The invocation of “post-truth politics” is very useful to people like Flinders because it allows him to conflate actual disregard of facts with disregard of economic predictions — you can see how those categories get mixed up in this otherwise useful fact-checking of claims by Brexiters. When that conflation happens, then you get to tar people who suspect economic and political forecasts with the same brush you use to tar people who disregard facts altogether and go with their gut — even though there are ample reasons to distrust economic and political forecasts, and indeed a kind of cottage industry in publishing devoted to explaining why so many forecasts are wrong.

There’s no question that many votes for Brexit were based on falsehoods or sheer ignorance. But when people who belong to the academic-expertise class suggest that all disagreement with their views may be chalked up to “post-truth politics” — and settle on that meme so quickly after they receive such a terrible setback to their hopes and plans — then it’s hard for me not to see the meme as defending against a threat to status. And that matters for academic life, and for the intellectual life more generally, because the instantaneous dominance of such a meme forecloses inquiry. There’s no need to look more closely at either your rhetoric or the substance of your beliefs if you already have a punchy phrase that explains it all.

1 comments:

  • You’re right about the peril of conflating facts and forecasts, particularly economic prognostications (though all but the most trivial bruta facta are themselves value-laden). Market think-tank models or crystal balls – when it comes to predicting the financial future, take your pick.

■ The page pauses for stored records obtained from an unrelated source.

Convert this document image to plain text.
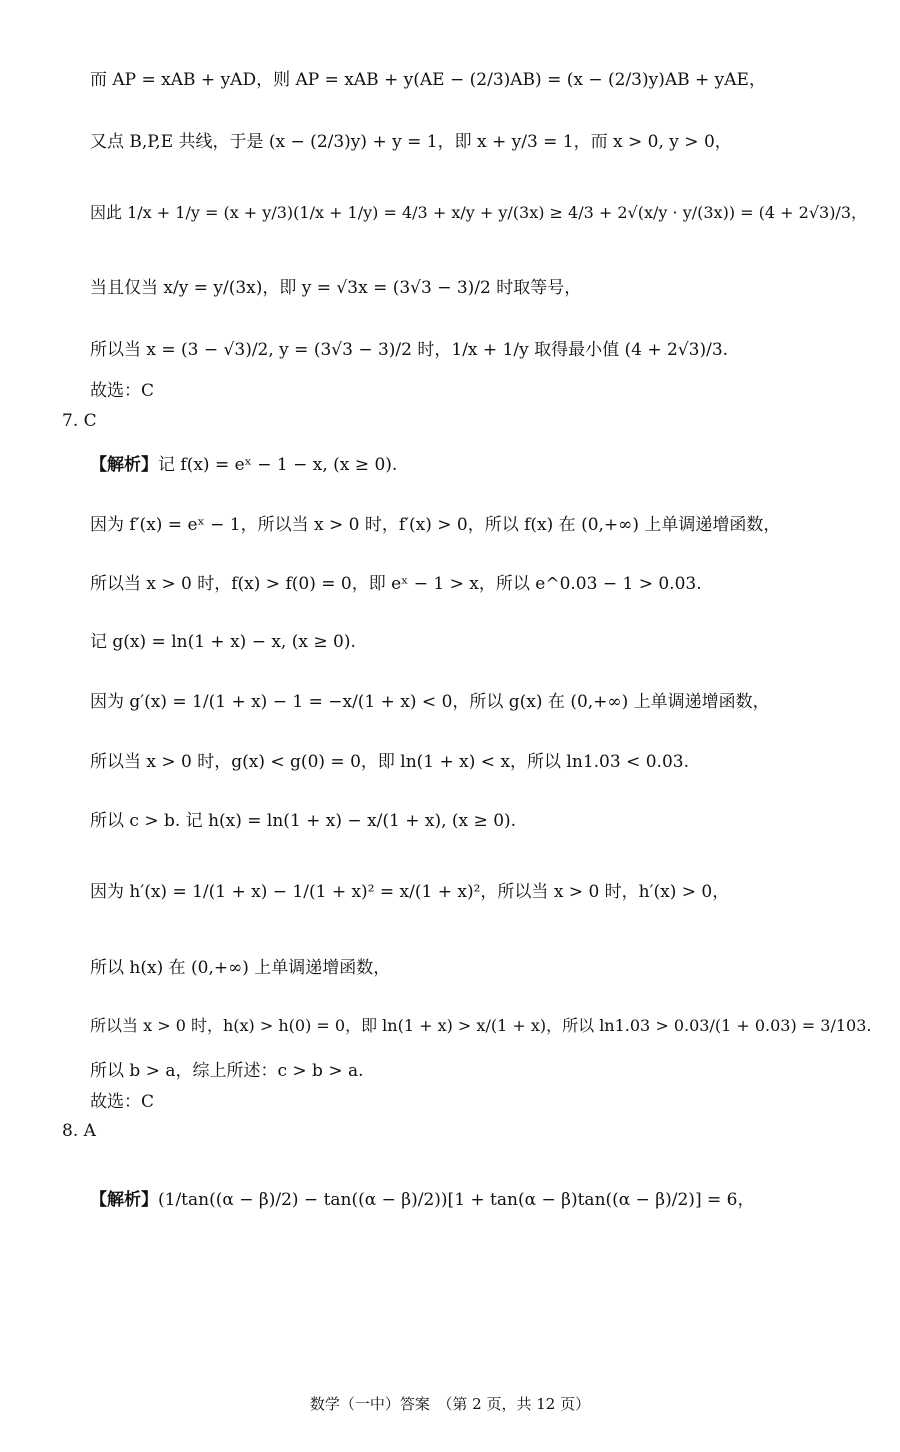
而 AP = xAB + yAD，则 AP = xAB + y(AE − (2/3)AB) = (x − (2/3)y)AB + yAE，
又点 B,P,E 共线，于是 (x − (2/3)y) + y = 1，即 x + y/3 = 1，而 x > 0, y > 0，
因此 1/x + 1/y = (x + y/3)(1/x + 1/y) = 4/3 + x/y + y/(3x) ≥ 4/3 + 2√(x/y · y/(3x)) = (4 + 2√3)/3，
当且仅当 x/y = y/(3x)，即 y = √3x = (3√3 − 3)/2 时取等号，
所以当 x = (3 − √3)/2, y = (3√3 − 3)/2 时，1/x + 1/y 取得最小值 (4 + 2√3)/3.
故选：C
7. C
【解析】记 f(x) = eˣ − 1 − x, (x ≥ 0).
因为 f′(x) = eˣ − 1，所以当 x > 0 时，f′(x) > 0，所以 f(x) 在 (0,+∞) 上单调递增函数，
所以当 x > 0 时，f(x) > f(0) = 0，即 eˣ − 1 > x，所以 e^0.03 − 1 > 0.03.
记 g(x) = ln(1 + x) − x, (x ≥ 0).
因为 g′(x) = 1/(1 + x) − 1 = −x/(1 + x) < 0，所以 g(x) 在 (0,+∞) 上单调递增函数，
所以当 x > 0 时，g(x) < g(0) = 0，即 ln(1 + x) < x，所以 ln1.03 < 0.03.
所以 c > b. 记 h(x) = ln(1 + x) − x/(1 + x), (x ≥ 0).
因为 h′(x) = 1/(1 + x) − 1/(1 + x)² = x/(1 + x)²，所以当 x > 0 时，h′(x) > 0，
所以 h(x) 在 (0,+∞) 上单调递增函数，
所以当 x > 0 时，h(x) > h(0) = 0，即 ln(1 + x) > x/(1 + x)，所以 ln1.03 > 0.03/(1 + 0.03) = 3/103.
所以 b > a，综上所述：c > b > a.
故选：C
8. A
【解析】(1/tan((α − β)/2) − tan((α − β)/2))[1 + tan(α − β)tan((α − β)/2)] = 6，
数学（一中）答案　（第 2 页，共 12 页）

    However it seems to me that the real issue here is not about truth and falsehood, it’s about bullshit. Harry Frankfurt observes that “the essence of bullshit is not that it is false but that it is phony.” That is, the bullshitter is not just a liar, he is a fake. All politicians lie, or at least are “economical with the truth”, which the EU referendum confirmed big-time in the corrosive campaigning and brutal debates. But when it comes to bullshitting, the Brexiteers won hands down – or, better, bovine butts up. Boris Johnson, an Old Etonian who claimed to speak for hoi polloi, had a poorly camouflaged personal political agenda, viz., the occupation of 10 Downing Street, while Nigel Farage, a millionaire banker who cunningly honed his image as an ordinary working-class bloke-in-the-pub, draped his repugnant racism with the flag of “Make Britain Great Again” (read "Make Britain White Again"). Both are frauds and users.

    I blame the British educational system. In an address delivered at the National Convention of the Teachers of English in November 1969, the late Neil Postman suggested that “the best things schools can do for kids is to help them learn how to distinguish useful talk from bullshit.” Absolutely. As an American expat who has lived in the UK since the early 70s, I can’t comment on the American school system, but here the philosophy [sic] of education is Gradgrindean in its utilitarianism and obsession with testing, measurable results, and league tables. Bullshit detection with all its moral significance? Forget it.